Minister of Penitentiary Services
- In office 7 June 2019 – 16 November 2020
- Preceded by: Roy Biyama
- Succeeded by: Joe Sungi [fr]

Member of the National Parliament of Papua New Guinea
- In office 8 July 2017 – 9 June 2022
- Preceded by: Puka Temu
- Constituency: Sumkar District

Personal details
- Born: Chris Yer Nangoi
- Died: 9 June 2022 Madang, Papua New Guinea
- Party: Pangu Pati United Labour Party
- Education: Papua New Guinea University of Technology

= Chris Nangoi =

Papua New Guinean politician (died 2022)

Chris Yer Nangoi (died 9 June 2022) was a Papua New Guinean politician.

==Biography==
Nangoi earned a degree in electrical and communications engineering from the Papua New Guinea University of Technology in Lae.
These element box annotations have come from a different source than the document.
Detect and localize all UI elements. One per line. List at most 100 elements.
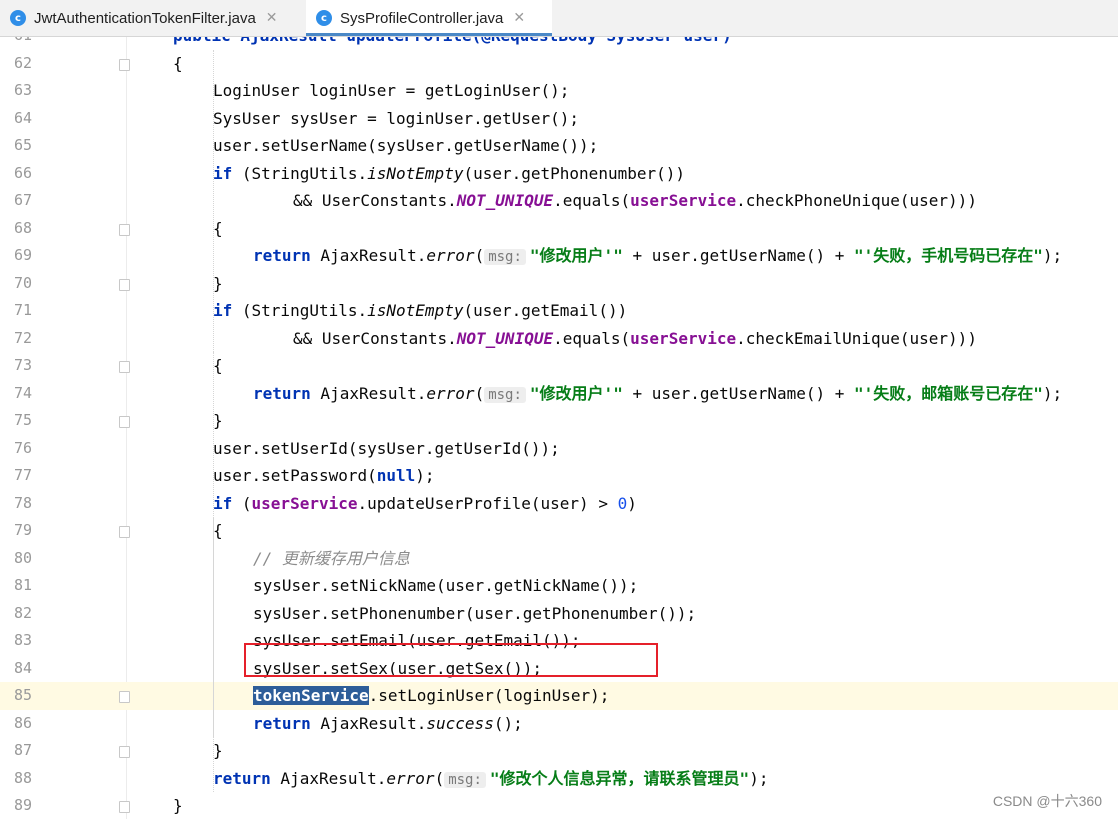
code-token: // 更新缓存用户信息: [253, 548, 410, 568]
code-token: AjaxResult.: [270, 768, 387, 788]
parameter-hint: msg:: [444, 771, 486, 788]
line-number: 66: [13, 163, 32, 182]
fold-marker-icon[interactable]: [119, 223, 130, 236]
code-text: return AjaxResult.error(msg: "修改用户'" + us…: [253, 380, 1062, 410]
line-number: 72: [13, 328, 32, 347]
tab-label: SysProfileController.java: [340, 9, 504, 27]
fold-marker-icon[interactable]: [119, 278, 130, 291]
code-line: 81 sysUser.setNickName(user.getNickName()…: [0, 572, 1118, 600]
line-number: 76: [13, 438, 32, 457]
tab-jwt-filter[interactable]: c JwtAuthenticationTokenFilter.java ✕: [10, 0, 302, 36]
code-token: }: [213, 273, 223, 293]
fold-marker-icon[interactable]: [119, 526, 130, 538]
code-token: if: [213, 163, 233, 183]
code-token: );: [1042, 383, 1063, 403]
code-line: 67 && UserConstants.NOT_UNIQUE.equals(use…: [0, 187, 1118, 215]
code-token: {: [213, 218, 223, 238]
line-number: 83: [13, 631, 32, 649]
code-editor[interactable]: 61 public AjaxResult updateProfile(@Reque…: [0, 37, 1118, 819]
tab-label: JwtAuthenticationTokenFilter.java: [34, 9, 256, 27]
code-token: "'失败，手机号码已存在": [854, 246, 1043, 265]
line-number: 71: [13, 301, 32, 319]
code-token: return: [253, 383, 311, 403]
code-token: .equals(: [553, 328, 631, 348]
code-token: {: [213, 356, 223, 375]
code-token: AjaxResult.: [310, 713, 427, 733]
code-token: ): [627, 493, 637, 513]
code-text: {: [213, 517, 223, 545]
code-token: );: [1042, 246, 1063, 265]
line-number: 68: [13, 218, 32, 237]
line-number: 63: [13, 81, 32, 99]
code-line: 82 sysUser.setPhonenumber(user.getPhonenu…: [0, 600, 1118, 628]
code-line: 73 {: [0, 352, 1118, 380]
code-line: 89}: [0, 792, 1118, 819]
fold-marker-icon[interactable]: [119, 416, 130, 428]
line-number: 87: [13, 741, 32, 759]
code-text: return AjaxResult.success();: [253, 710, 523, 738]
code-token: return: [213, 768, 271, 788]
editor-tab-bar: c JwtAuthenticationTokenFilter.java ✕ c …: [0, 0, 1118, 37]
code-token: AjaxResult.: [310, 246, 427, 265]
code-line: 68 {: [0, 215, 1118, 243]
code-token: (: [474, 383, 485, 403]
code-text: public AjaxResult updateProfile(@Request…: [173, 37, 732, 50]
code-token: (: [232, 493, 252, 513]
code-token: (user.getEmail()): [463, 301, 628, 320]
selected-token: tokenService: [253, 686, 369, 705]
code-token: AjaxResult.: [310, 383, 427, 403]
code-text: sysUser.setNickName(user.getNickName());: [253, 572, 638, 600]
code-line: 64 SysUser sysUser = loginUser.getUser();: [0, 105, 1118, 133]
tab-sys-profile-controller[interactable]: c SysProfileController.java ✕: [306, 0, 552, 36]
line-number: 78: [13, 493, 32, 512]
code-token: }: [213, 411, 223, 430]
code-token: );: [415, 466, 435, 485]
code-text: if (userService.updateUserProfile(user) …: [213, 490, 637, 518]
java-class-icon: c: [316, 10, 332, 26]
code-token: "修改用户'": [529, 246, 623, 265]
code-token: .checkPhoneUnique(user))): [736, 191, 977, 210]
code-line: 66 if (StringUtils.isNotEmpty(user.getPho…: [0, 160, 1118, 188]
parameter-hint: msg:: [484, 249, 526, 265]
code-token: sysUser.setPhonenumber(user.getPhonenumb…: [253, 603, 697, 623]
fold-marker-icon[interactable]: [119, 691, 130, 703]
code-token: isNotEmpty: [367, 301, 464, 320]
close-icon[interactable]: ✕: [513, 10, 525, 26]
parameter-hint: msg:: [484, 386, 526, 403]
code-text: if (StringUtils.isNotEmpty(user.getEmail…: [213, 297, 627, 325]
code-token: "修改个人信息异常，请联系管理员": [489, 768, 750, 788]
line-number: 84: [13, 658, 32, 677]
code-text: // 更新缓存用户信息: [253, 545, 410, 573]
code-token: error: [426, 246, 475, 265]
code-text: return AjaxResult.error(msg: "修改个人信息异常，请联…: [213, 765, 768, 795]
line-number: 62: [13, 53, 32, 72]
code-token: SysUser sysUser = loginUser.getUser();: [213, 108, 580, 128]
line-number: 81: [13, 576, 32, 594]
code-token: (user.getPhonenumber()): [463, 163, 686, 183]
fold-marker-icon[interactable]: [119, 361, 130, 373]
code-token: sysUser.setNickName(user.getNickName());: [253, 576, 639, 595]
code-token: isNotEmpty: [367, 163, 464, 183]
code-token: null: [376, 466, 416, 485]
indent-guide: [213, 214, 214, 242]
code-text: {: [173, 50, 183, 78]
code-token: (: [434, 768, 445, 788]
code-text: user.setUserName(sysUser.getUserName());: [213, 132, 598, 160]
code-token: (: [474, 246, 485, 265]
indent-guide: [213, 517, 214, 737]
code-line: 65 user.setUserName(sysUser.getUserName()…: [0, 132, 1118, 160]
code-text: user.setPassword(null);: [213, 462, 435, 490]
close-icon[interactable]: ✕: [266, 10, 278, 26]
line-number: 64: [13, 108, 32, 127]
code-token: && UserConstants.: [293, 328, 457, 348]
fold-marker-icon[interactable]: [119, 801, 130, 813]
java-class-icon: c: [10, 10, 26, 26]
code-token: NOT_UNIQUE: [456, 191, 554, 210]
fold-marker-icon[interactable]: [119, 58, 130, 71]
code-token: user.setUserId(sysUser.getUserId());: [213, 438, 560, 458]
code-text: SysUser sysUser = loginUser.getUser();: [213, 105, 579, 133]
line-number: 89: [13, 796, 32, 814]
line-number: 75: [13, 411, 32, 429]
code-line: 77 user.setPassword(null);: [0, 462, 1118, 490]
fold-marker-icon[interactable]: [119, 746, 130, 758]
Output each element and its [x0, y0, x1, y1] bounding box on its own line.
In 2017, he was elected to the National Parliament, where he represented the Sumkar District for the Pangu Party. From June 2019 to November 2020 he was Minister of Penitentiary Services in the cabinet of Prime Minister James Marape. In 2019, he was one of the founders of the United Labour Party, a party to the Papua New Guinea Trade Union Congress.

Chris Nangoi died in Madang on 9 June 2022.